Anthony Rockliffe offers some essential advice to those embarking on a new relationship: I wish I'd read this years ago.....
If I told you that every relationship you have can be a success, would you believe me?
I think some people are so used to relationships failing that that is what they expect from every relationship. I believe that relationships are designed to move you forward in life and not backwards, but ignorance in this regard has cost you dearly.
Call me old-fashioned, but I believe that people didn't have it so wrong when the emphasis was on courtship.
These days it is all about having a good time
There is nothing wrong with that, except when it gets in the way of our own ultimate happiness. You see there is only one guarantee of a successful relationship and it comes down to being equally yoked.
When you are on the same page as the other person in terms of your value system then you just about guarantee the success of the relationship, but values are primarily unconscious and we are very rarely aware of them in our lives.
As I mentioned in a previous article, The myth of chemistry, when we are attracted to another person it is us responding to what we think is a value match.
This is where a relationship can go so wrong: I see so many clients who are torn apart after the end of a relationship.
A relationship, that, if they had kept their eyes open at the beginning, probably would never have happened. Instead it's a mad rush, a very physical, moving in together, getting in too deep, nuclear fallout when it ends, relationship. Simply going at light speed from day one.

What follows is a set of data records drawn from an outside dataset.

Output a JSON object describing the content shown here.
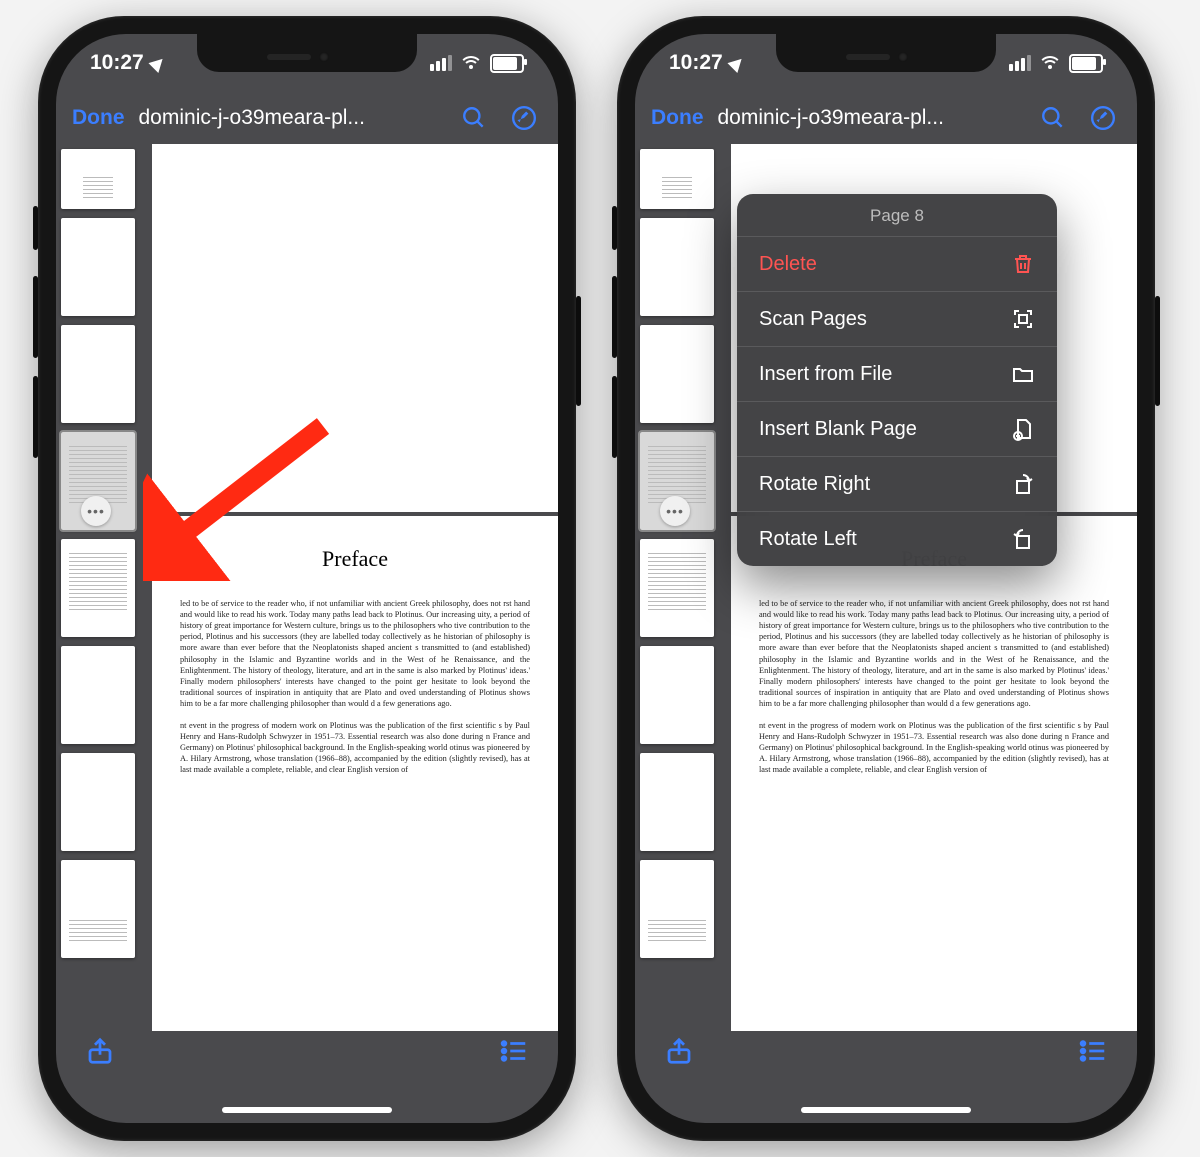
{
  "clock": "10:27",
  "nav": {
    "done": "Done",
    "title": "dominic-j-o39meara-pl..."
  },
  "preface": {
    "heading": "Preface",
    "p1": "led to be of service to the reader who, if not unfamiliar with ancient Greek philosophy, does not rst hand and would like to read his work. Today many paths lead back to Plotinus. Our increasing uity, a period of history of great importance for Western culture, brings us to the philosophers who tive contribution to the period, Plotinus and his successors (they are labelled today collectively as he historian of philosophy is more aware than ever before that the Neoplatonists shaped ancient s transmitted to (and established) philosophy in the Islamic and Byzantine worlds and in the West of he Renaissance, and the Enlightenment. The history of theology, literature, and art in the same is also marked by Plotinus' ideas.' Finally modern philosophers' interests have changed to the point ger hesitate to look beyond the traditional sources of inspiration in antiquity that are Plato and oved understanding of Plotinus shows him to be a far more challenging philosopher than would d a few generations ago.",
    "p2": "nt event in the progress of modern work on Plotinus was the publication of the first scientific s by Paul Henry and Hans-Rudolph Schwyzer in 1951–73. Essential research was also done during n France and Germany) on Plotinus' philosophical background. In the English-speaking world otinus was pioneered by A. Hilary Armstrong, whose translation (1966–88), accompanied by the edition (slightly revised), has at last made available a complete, reliable, and clear English version of"
  },
  "menu": {
    "header": "Page 8",
    "delete": "Delete",
    "scan": "Scan Pages",
    "insertFile": "Insert from File",
    "insertBlank": "Insert Blank Page",
    "rotateRight": "Rotate Right",
    "rotateLeft": "Rotate Left"
  }
}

Why the principle of courtship appeals to me is that in this context a relationship is a friendship with a view to deeper commitment, focused on really getting to know one another.
How long does it take to know another person's value system? As long as it takes
Sadly most people skip this step and go straight into the physical: they distract themselves with just having a good time and use the excuse that it's nothing serious, yet when it ends someone always get hurt. So much for nothing serious.
I say, ladies, that if you tell a guy that you just want to be friends for six months with nothing physical, and he isn't interested then he isn't a value match for you anyway and you're saving yourself from a definite heartache in the long run.